Here's a stripped down version of a grammar I'm using

whitespace [\x00\x09\x0A\x0C\x0D\x20]+ digit [0-9] integer -? {digit}+ atom [^][()<>{}/%\x00\x09\x0A\x0C\x0D\x20]+

%%

{whitespace} { / ignore white space / } {integer} { std::cout << "int: " << str() << "\n"; } {atom} { std::cout << "atom: " << str() << "\n"; } . { throw "undefined"; }

%%

int main(int argc, char **argv) { std::istringstream input{ argv[1] }; return Lexer(input).lex(); }


Compiled as `reflex -I -o sample.cpp sample.l && c++ -o sample sample.cpp -I/usr/local/include -L/usr/local/lib -lreflex`.

* RE-flex 3.1.0

$ ./sample 1234 int: 1234


* RE-flex 3.2.0

./sample 1234 atom: 1234



The generated cpp file is identical but for the different versions in `REFLEX_VERSION` and the initial `...generated by...` comment.
genivia-inc commented 2 years ago

The internals of the regex lib compilation to DFA are a lot faster. Because I was afraid of breaking anything, I did a lot of testing besides the usual barrage of tests. But alas, it seems there is a problem marking the accepting states that determine which of the patterns matched, giving the atom precedence over int. I will fix this ASAP.

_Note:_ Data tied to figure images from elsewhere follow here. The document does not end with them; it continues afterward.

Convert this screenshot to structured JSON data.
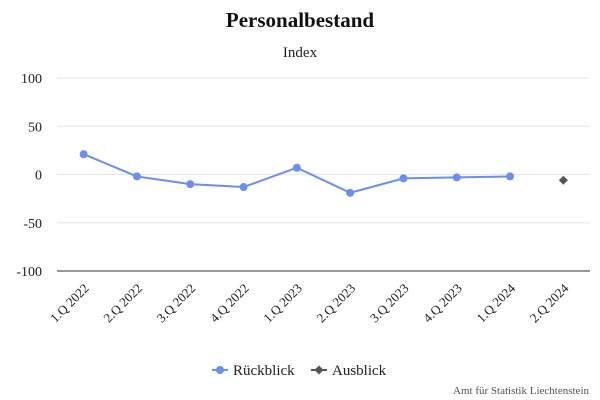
{
  "chart_data": {
    "type": "line",
    "title": "Personalbestand",
    "subtitle": "Index",
    "xlabel": "",
    "ylabel": "",
    "categories": [
      "1.Q 2022",
      "2.Q 2022",
      "3.Q 2022",
      "4.Q 2022",
      "1.Q 2023",
      "2.Q 2023",
      "3.Q 2023",
      "4.Q 2023",
      "1.Q 2024",
      "2.Q 2024"
    ],
    "ylim": [
      -100,
      100
    ],
    "yticks": [
      100,
      50,
      0,
      -50,
      -100
    ],
    "grid": true,
    "legend_position": "bottom",
    "series": [
      {
        "name": "Rückblick",
        "color": "#6b8ff0",
        "marker": "circle",
        "values": [
          21,
          -2,
          -10,
          -13,
          7,
          -19,
          -4,
          -3,
          -2,
          null
        ]
      },
      {
        "name": "Ausblick",
        "color": "#555555",
        "marker": "diamond",
        "values": [
          null,
          null,
          null,
          null,
          null,
          null,
          null,
          null,
          null,
          -6
        ]
      }
    ],
    "credit": "Amt für Statistik Liechtenstein"
  }
}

genivia-inc commented 2 years ago

I found the problem for this regression issue. I will release an update soon after some more testing, just to be sure.

genivia-inc commented 2 years ago

Fixed. The problem was a subtle optimization in the DFA construction that failed in very rare cases. Thanks for reporting this issue.

gahr commented 2 years ago

Thanks, I confirm it's fixed in 112e2de2.

gahr commented 2 years ago

Please don't forget to tag a 3.2.1 release, thanks!